The issue of race relations and racial tension becomes more evident in Chapter 4, when the funeral train passes through a "colored town" on its way to the church. Nadine, Ellen's aunt on her deceased mother's side, is so fraught by their presence in a "colored town" that she locks her car door, unlocking it only when they have driven past its borders into a town that is distinctly wealthier and distinctly whiter. Ellen reports her aunt's racist neurosis matter-of-factly and does not express her own feelings about race, though one can infer that she is far less narrow-minded than her aunt.

While driving through the wealthy town, Ellen dreamily considers stealing a garden fountain she sees on someone's lawn, not because she is a thief, but because she wants a piece of that fortune and happiness for herself, a piece of it to take home with her and cherish. Understandably, Ellen wants the kind of life that she imagines the families who inhabit these houses live routinely: a life of love and happiness, which she knows she deserves. Driving past the pretty houses and neatly groomed lawns only reinforces Ellen's hope that someday, she will live with a loving family who can appreciate her for who she is.

It is raining at the graveyard during her mother's burial, an allusion to the "storm" Ellen prophetically mentioned in Chapter 1. Throughout the book, nature, weather, and water, in particular, will develop into recurring references and symbols. In this case, the "storm" is representative of sorrow and pain, and, as it does in Chapter 1, it also represents Ellen's inability to control the sequence of nightmarish events to come. The rain that falls during her mother's burial is only the beginning of the storm that Ellen must weather for the next two years, as she will be passed from one home to the next, until the storm eventually passes with the meeting of her new mama. Nature is also called upon as a symbol when Ellen mentions that, in her new home, she no longer has to "worry about snakes," which, of course, represent the fear and suffering she underwent in her old home.

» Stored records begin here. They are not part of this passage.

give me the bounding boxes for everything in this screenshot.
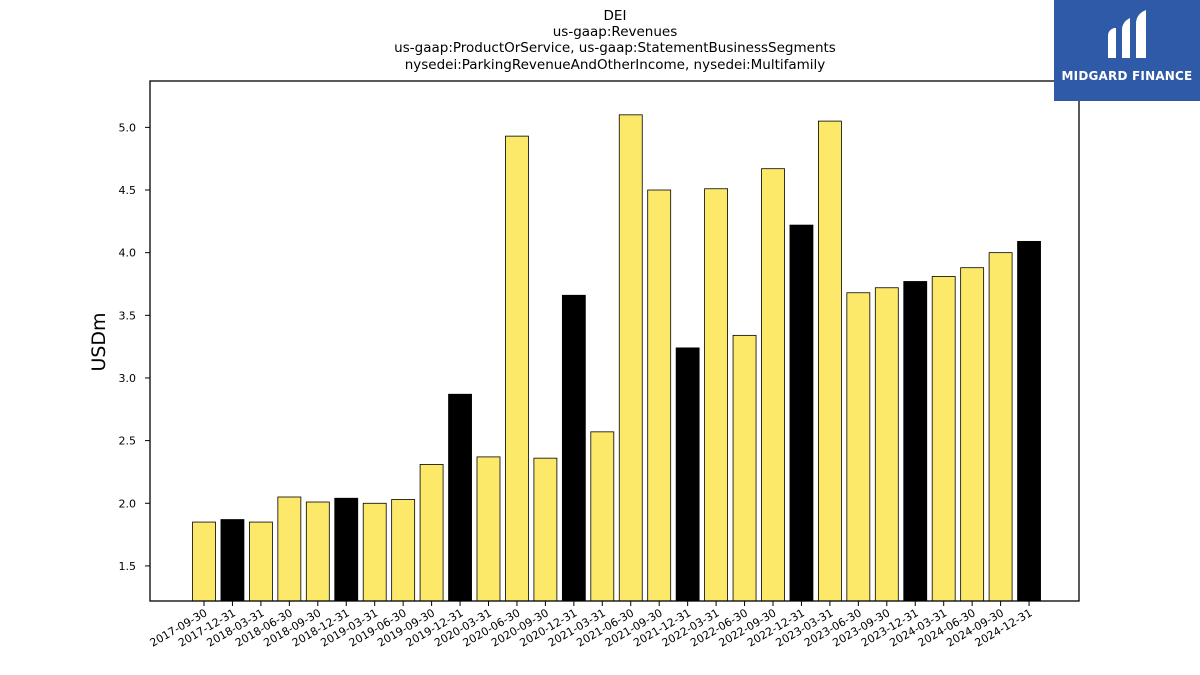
chart-title-line-3: us-gaap:ProductOrService, us-gaap:Statem… — [394, 40, 836, 56]
y-tick-label: 1.5 — [119, 560, 137, 573]
midgard-logo-icon — [1108, 10, 1146, 58]
bar-2020-12-31 — [561, 294, 586, 602]
bar-2024-09-30 — [988, 252, 1013, 602]
bar-2020-03-31 — [476, 456, 501, 602]
bar-2017-12-31 — [220, 519, 245, 602]
bar-2022-12-31 — [789, 224, 814, 602]
bar-2023-09-30 — [874, 287, 899, 602]
bars-group — [192, 114, 1041, 602]
bar-2024-06-30 — [960, 267, 985, 602]
y-axis-label: USDm — [88, 312, 110, 371]
midgard-finance-logo: MIDGARD FINANCE — [1054, 0, 1200, 101]
bar-2021-12-31 — [675, 347, 700, 602]
y-tick-label: 3.5 — [119, 309, 137, 322]
bar-2023-03-31 — [818, 120, 842, 602]
bar-2023-12-31 — [903, 281, 928, 602]
y-tick-label: 5.0 — [119, 121, 137, 134]
bar-2018-12-31 — [334, 497, 359, 602]
x-axis-ticks: 2017-09-302017-12-312018-03-312018-06-30… — [148, 601, 1035, 650]
y-tick-label: 2.5 — [119, 435, 137, 448]
y-tick-label: 2.0 — [119, 497, 137, 510]
bar-2018-03-31 — [248, 521, 273, 602]
y-tick-label: 4.0 — [119, 247, 137, 260]
bar-2019-12-31 — [448, 393, 472, 602]
bar-2019-03-31 — [362, 502, 387, 602]
bar-2020-09-30 — [533, 457, 558, 602]
plot-frame — [149, 80, 1080, 602]
bar-2024-12-31 — [1017, 240, 1041, 602]
bar-2017-09-30 — [192, 521, 216, 602]
bar-2021-06-30 — [618, 114, 643, 602]
bar-2022-03-31 — [704, 188, 728, 602]
bar-2019-06-30 — [391, 499, 416, 602]
bar-2018-06-30 — [277, 496, 302, 602]
bar-2018-09-30 — [305, 501, 330, 602]
bar-2021-09-30 — [647, 189, 672, 602]
chart-title-line-2: us-gaap:Revenues — [553, 24, 678, 40]
y-axis-ticks: 1.5 2.0 2.5 3.0 3.5 4.0 4.5 5.0 — [119, 121, 150, 573]
bar-2020-06-30 — [505, 135, 529, 602]
chart-title-line-4: nysedei:ParkingRevenueAndOtherIncome, ny… — [405, 57, 826, 73]
y-tick-label: 4.5 — [119, 184, 137, 197]
bar-2019-09-30 — [419, 464, 444, 602]
logo-text: MIDGARD FINANCE — [1061, 69, 1193, 83]
chart-title: DEI us-gaap:Revenues us-gaap:ProductOrSe… — [394, 8, 836, 73]
bar-2023-06-30 — [846, 292, 871, 602]
y-tick-label: 3.0 — [119, 372, 137, 385]
bar-2022-09-30 — [761, 168, 785, 602]
chart-title-line-1: DEI — [604, 8, 627, 24]
bar-2024-03-31 — [931, 276, 956, 602]
bar-2022-06-30 — [732, 334, 757, 602]
bar-2021-03-31 — [590, 431, 615, 602]
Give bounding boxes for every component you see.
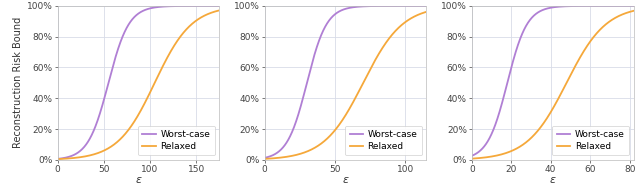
Relaxed <box>165 54 173 56</box>
Relaxed <box>332 128 340 130</box>
Worst-case <box>119 34 127 37</box>
Relaxed <box>180 31 188 34</box>
Worst-case <box>422 5 430 7</box>
Worst-case <box>165 5 173 7</box>
Relaxed <box>540 123 547 125</box>
Relaxed <box>387 35 395 37</box>
Relaxed <box>533 130 541 133</box>
Relaxed <box>326 135 334 137</box>
Worst-case <box>261 157 269 159</box>
Worst-case <box>332 12 340 15</box>
Relaxed <box>277 156 285 159</box>
Worst-case <box>630 5 637 7</box>
Worst-case <box>277 148 285 151</box>
Legend: Worst-case, Relaxed: Worst-case, Relaxed <box>345 126 422 155</box>
Worst-case <box>533 12 541 14</box>
Worst-case <box>594 5 602 7</box>
Relaxed <box>422 11 430 13</box>
Worst-case <box>326 18 334 20</box>
Line: Relaxed: Relaxed <box>472 11 634 159</box>
X-axis label: ε: ε <box>342 175 349 185</box>
Relaxed <box>183 28 191 30</box>
Y-axis label: Reconstruction Risk Bound: Reconstruction Risk Bound <box>13 17 22 149</box>
Relaxed <box>630 10 637 12</box>
Relaxed <box>119 135 127 137</box>
X-axis label: ε: ε <box>136 175 141 185</box>
Worst-case <box>54 158 61 160</box>
Relaxed <box>70 157 78 159</box>
Relaxed <box>594 31 602 33</box>
Legend: Worst-case, Relaxed: Worst-case, Relaxed <box>552 126 629 155</box>
Relaxed <box>54 158 61 160</box>
Worst-case <box>387 5 395 7</box>
Relaxed <box>216 9 223 12</box>
Worst-case <box>468 155 476 157</box>
Worst-case <box>372 5 380 7</box>
Relaxed <box>484 156 492 158</box>
Line: Worst-case: Worst-case <box>472 6 634 156</box>
Worst-case <box>70 154 78 156</box>
Line: Worst-case: Worst-case <box>58 6 220 159</box>
Relaxed <box>468 158 476 160</box>
X-axis label: ε: ε <box>550 175 556 185</box>
Worst-case <box>579 5 587 7</box>
Worst-case <box>390 5 397 7</box>
Relaxed <box>390 32 397 34</box>
Worst-case <box>540 9 547 11</box>
Relaxed <box>261 158 269 160</box>
Line: Relaxed: Relaxed <box>58 10 220 159</box>
Relaxed <box>579 51 587 54</box>
Relaxed <box>125 128 132 130</box>
Worst-case <box>125 23 132 25</box>
Worst-case <box>180 5 188 7</box>
Worst-case <box>216 5 223 7</box>
Worst-case <box>484 139 492 141</box>
Relaxed <box>372 58 380 60</box>
Line: Relaxed: Relaxed <box>265 12 426 159</box>
Relaxed <box>597 28 605 30</box>
Line: Worst-case: Worst-case <box>265 6 426 158</box>
Worst-case <box>183 5 191 7</box>
Worst-case <box>597 5 605 7</box>
Legend: Worst-case, Relaxed: Worst-case, Relaxed <box>138 126 215 155</box>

Ellen is noticeably disturbed by the sight of her dead mother, especially as she is being lowered into the ground at the graveyard. "Why do I need to watch anymore," asks Ellen, consoling herself with the explanation that "it is all done with lights said the magician." This "magician" is a character who appears suddenly during her mother's burial and will reappear with the numerous other deaths and funeral services she must attend in the future. Ellen calls upon this imaginary magician because, presumably, she cannot and does not fully comprehend the absolute finality of death. Although Ellen does not speak specifically of crying about her mother's death, she expresses definite sorrow in not wanting to see her lowered into the ground. The magician helps her cope with her grief, as his use of "lights" and magic make her mother's death more like a trick than a reality. Ellen may believe that, like a magician's disappearing trick, her mother will soon reappear and is comforted by her faith in her mother's return from the grave to the earth.